Preferred way to use Java ZipOutputStream and BufferedOutputStream

82,144

Solution 1

You should always wrap the BufferedOutputStream with the ZipOutputStream, never the other way around. See the below code:

FileOutputStream fos = new FileOutputStream("hello-world.zip");
BufferedOutputStream bos = new BufferedOutputStream(fos);
ZipOutputStream zos = new ZipOutputStream(bos);

try {
    for (int i = 0; i < 10; i++) {
        // not available on BufferedOutputStream
        zos.putNextEntry(new ZipEntry("hello-world." + i + ".txt"));
        zos.write("Hello World!".getBytes());
        // not available on BufferedOutputStream
        zos.closeEntry();
    }
}
finally {
    zos.close();
}

As the comments say the putNextEntry() and closeEntry() methods are not available on the BufferedOutputStream. Without calling those methods ZipOutputStream throws an exception java.util.zip.ZipException: no current ZIP entry.

For the sake of completeness, it is worth noting that the finally clause only calls close() on the ZipOutputStream. This is because by convention all built-in Java output stream wrapper implementations propagate closing.

EDIT

I just tested it the other way around. It turns out that wrapping a ZipOutputStream with BufferedOutputStream and then only calling write() on it (without creating / closing entries) will not throw a ZipException. Instead the resulting ZIP file will be corrupt, without any entries inside it.

Solution 2

You should:

ZipOutputStream out =  new ZipOutputStream(new BufferedOutputStream(dest));

because you want to buffer the writing to the disc (because this is much more efficient in big data blocks than in a lot of little ones).


This

new BufferedOutputStream(new ZipOutputStream(dest));

would buffer before zip compression. But this all happens in the memory and does not need buffering because a lot of little memory accesses are about the same speed as a few big ones. In memory general the needed time is proportional to the number of bytes read/write.

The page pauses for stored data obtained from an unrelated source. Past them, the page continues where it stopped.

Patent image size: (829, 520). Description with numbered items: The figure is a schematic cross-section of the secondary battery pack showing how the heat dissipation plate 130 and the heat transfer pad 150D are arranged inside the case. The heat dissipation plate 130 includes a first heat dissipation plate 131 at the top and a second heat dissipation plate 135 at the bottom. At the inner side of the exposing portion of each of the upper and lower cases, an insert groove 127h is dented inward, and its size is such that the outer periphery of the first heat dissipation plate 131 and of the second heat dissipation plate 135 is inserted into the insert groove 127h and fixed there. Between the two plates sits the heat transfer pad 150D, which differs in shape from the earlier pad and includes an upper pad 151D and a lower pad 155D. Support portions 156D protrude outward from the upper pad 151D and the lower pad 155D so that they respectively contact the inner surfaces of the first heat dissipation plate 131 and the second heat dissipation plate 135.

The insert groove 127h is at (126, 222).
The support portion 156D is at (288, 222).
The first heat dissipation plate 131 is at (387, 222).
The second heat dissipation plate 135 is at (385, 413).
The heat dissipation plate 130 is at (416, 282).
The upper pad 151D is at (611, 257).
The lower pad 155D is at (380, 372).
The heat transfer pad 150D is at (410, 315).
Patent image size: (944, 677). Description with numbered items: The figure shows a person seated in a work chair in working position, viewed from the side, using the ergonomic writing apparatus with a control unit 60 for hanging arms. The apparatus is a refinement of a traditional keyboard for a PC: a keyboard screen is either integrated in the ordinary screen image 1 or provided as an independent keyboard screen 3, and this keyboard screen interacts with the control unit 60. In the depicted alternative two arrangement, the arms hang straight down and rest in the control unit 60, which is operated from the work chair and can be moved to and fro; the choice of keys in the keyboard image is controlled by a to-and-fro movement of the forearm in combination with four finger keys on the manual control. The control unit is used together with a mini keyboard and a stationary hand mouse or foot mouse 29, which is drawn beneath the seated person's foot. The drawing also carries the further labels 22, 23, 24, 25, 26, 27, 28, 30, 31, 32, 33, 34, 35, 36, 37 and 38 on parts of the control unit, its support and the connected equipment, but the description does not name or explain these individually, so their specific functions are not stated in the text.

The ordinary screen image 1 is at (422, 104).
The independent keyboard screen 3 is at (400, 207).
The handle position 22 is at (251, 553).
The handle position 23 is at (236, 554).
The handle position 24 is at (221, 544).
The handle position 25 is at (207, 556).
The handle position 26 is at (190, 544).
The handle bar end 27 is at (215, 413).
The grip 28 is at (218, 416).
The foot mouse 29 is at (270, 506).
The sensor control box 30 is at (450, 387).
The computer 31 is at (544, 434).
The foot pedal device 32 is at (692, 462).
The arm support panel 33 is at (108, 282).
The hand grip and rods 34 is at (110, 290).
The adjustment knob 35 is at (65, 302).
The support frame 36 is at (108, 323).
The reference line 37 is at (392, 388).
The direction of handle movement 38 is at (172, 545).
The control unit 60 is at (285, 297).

As mentioned in the comments:

The methods of ZipOutputStream which are not part of BufferedOutputStream would not be available also. E.g. putNextEntry and closeEntry.

Share:
82,144
jjathman
Author by

jjathman

Software developer from Minnesota. @jjathman

Updated on May 14, 2020

Comments

  • jjathman
    jjathman almost 4 years

    In Java does it matter whether I instantiate a ZipOutputStream first, or the BufferedOutputStream first? Example:

    FileOutputStream dest = new FileOutputStream(file);
    ZipOutputStream zip = new ZipOutputStream(new BufferedOutputStream(dest));
    
    // use zip output stream to write to
    

    Or:

    FileOutputStream dest = new FileOutputStream(file);
    BufferedOutputStream out = new BufferedOutputStream(new ZipOutputStream(dest));
    
    // use buffered stream to write to
    

    In my non-scientific timings I can't seem to tell much of a difference here. I can't see anything in the Java API that says if one of these ways is necessary or preferred. Any advice? It seems like compressing the output first and then buffering it for writes would be more efficient.